Feud forces change for South End Open Market

Feud forces change for South End Open Market

By Rowan Walrath, managing editor

The South End Open Market @ SoWa will relocate next year after a feud between Chris Masci, owner and operator of New England Open Markets LLC, and Mario Nicosia, owner of the site where the current market is located.

The South End Open Market has been operating every Sunday from May to October for 12 years. Indie artists, designers and local farmers, and 25 to 30 food trucks each week fill the current site at 460 Harrison Ave. in the SoWa district of the South End.

Masci will temporarily relocate to a site near the Ink Block development at 300 Harrison Ave. according to the Boston Globe.

Nicosia, meanwhile, plans to launch a rival outdoor market. He currently has a vintage market, artist studios, retail shops and several restaurants as tenants in refurbished brick buildings on the property, according to the Globe.

“It’s interesting watching grown men act like [children],” Donna-Lee Woods of Hickory Nut Farm in New Hampshire, an Open Market vendor, said on Sunday. “I don’t know if this area can carry two markets, but it’s exciting watching it.”

According to court records, an average of 10,000 people attend the South End Open Market @ SoWa every week. In 2014, Masci’s open-air markets generated $361,000 in fees from vendors.

In 2013, Nicosia’s company, GTI Properties Inc., trademarked the “SoWa Open Market” name. According to the Globe, Masci had previously applied for the same trademark but allowed his application to lapse. In early 2015, Masci filed two lawsuits: one challenging the trademark and another accusing Nicosia of recruiting vendors to cut him out of the market.

Masci also started referring to his markets as “South End Open Markets,” according to the Globe.

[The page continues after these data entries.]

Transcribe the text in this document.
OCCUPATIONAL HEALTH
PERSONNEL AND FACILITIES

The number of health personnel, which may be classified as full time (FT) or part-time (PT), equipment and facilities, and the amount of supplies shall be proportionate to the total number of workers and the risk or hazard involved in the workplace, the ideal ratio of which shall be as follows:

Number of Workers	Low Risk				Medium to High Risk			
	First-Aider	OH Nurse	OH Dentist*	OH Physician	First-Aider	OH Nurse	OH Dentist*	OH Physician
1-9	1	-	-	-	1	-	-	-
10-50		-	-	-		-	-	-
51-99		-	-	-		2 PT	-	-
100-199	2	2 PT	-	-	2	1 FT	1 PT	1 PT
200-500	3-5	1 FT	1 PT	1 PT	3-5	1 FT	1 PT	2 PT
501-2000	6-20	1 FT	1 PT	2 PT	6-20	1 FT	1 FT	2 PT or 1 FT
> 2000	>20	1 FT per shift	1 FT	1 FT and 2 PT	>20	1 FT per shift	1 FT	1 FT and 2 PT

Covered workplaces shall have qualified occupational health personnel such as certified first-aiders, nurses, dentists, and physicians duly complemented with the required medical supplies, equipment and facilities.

Nicosia responded with a notice of default, saying his lease required Masci to use the SoWa name. In April, the two decided that the lease would end this year, Masci would drop his lawsuits and his challenge to the SoWa Open Market trademark and the markets would be referred to as “South End Open Markets @ SoWa.” Nicosia agreed to have no communication with Masci’s vendors other than to coordinate parking and maintenance, and he lowered the rent Masci pays to use the property for this year’s market.

David Gilson, the marketing manager for the farms and specialty foods markets at SoWa for the past 25 years, expressed uncertainty about where the food markets will go.

“I’ll sit down with the [leaders] of both markets and figure out what’s best for my market and the neighboring ones,” Gilson said. “I want to have specific, concrete questions answered.”

In July, Nicosia filed a lawsuit alleging Masci was withholding GTI’s percentage of fees collected from vendors who did not sell on rainy days. That case is pending.

Masci has teamed up with National Development, which built the large Ink Block complex nearby, according to the Globe. National Development has arranged for South End Open Market @ SoWa to operate in a parking lot across Harrison Avenue next year. Masci and his markets will move in 2017 to a state parcel underneath the I-93 deck that National Development has leased and will turn into a parking lot with a small park.

Vendor Dan LiBoissonnault of Dan’s Power Plant was concerned as to whether shoppers would follow the markets to the underpass. He said people may not be willing to venture so far out.

Woods, on the other hand, insinuated that many vendors would move with Masci, regardless of the convenience of the new location.

“You have a certain allegiance, and you have to abide by that,” Woods said.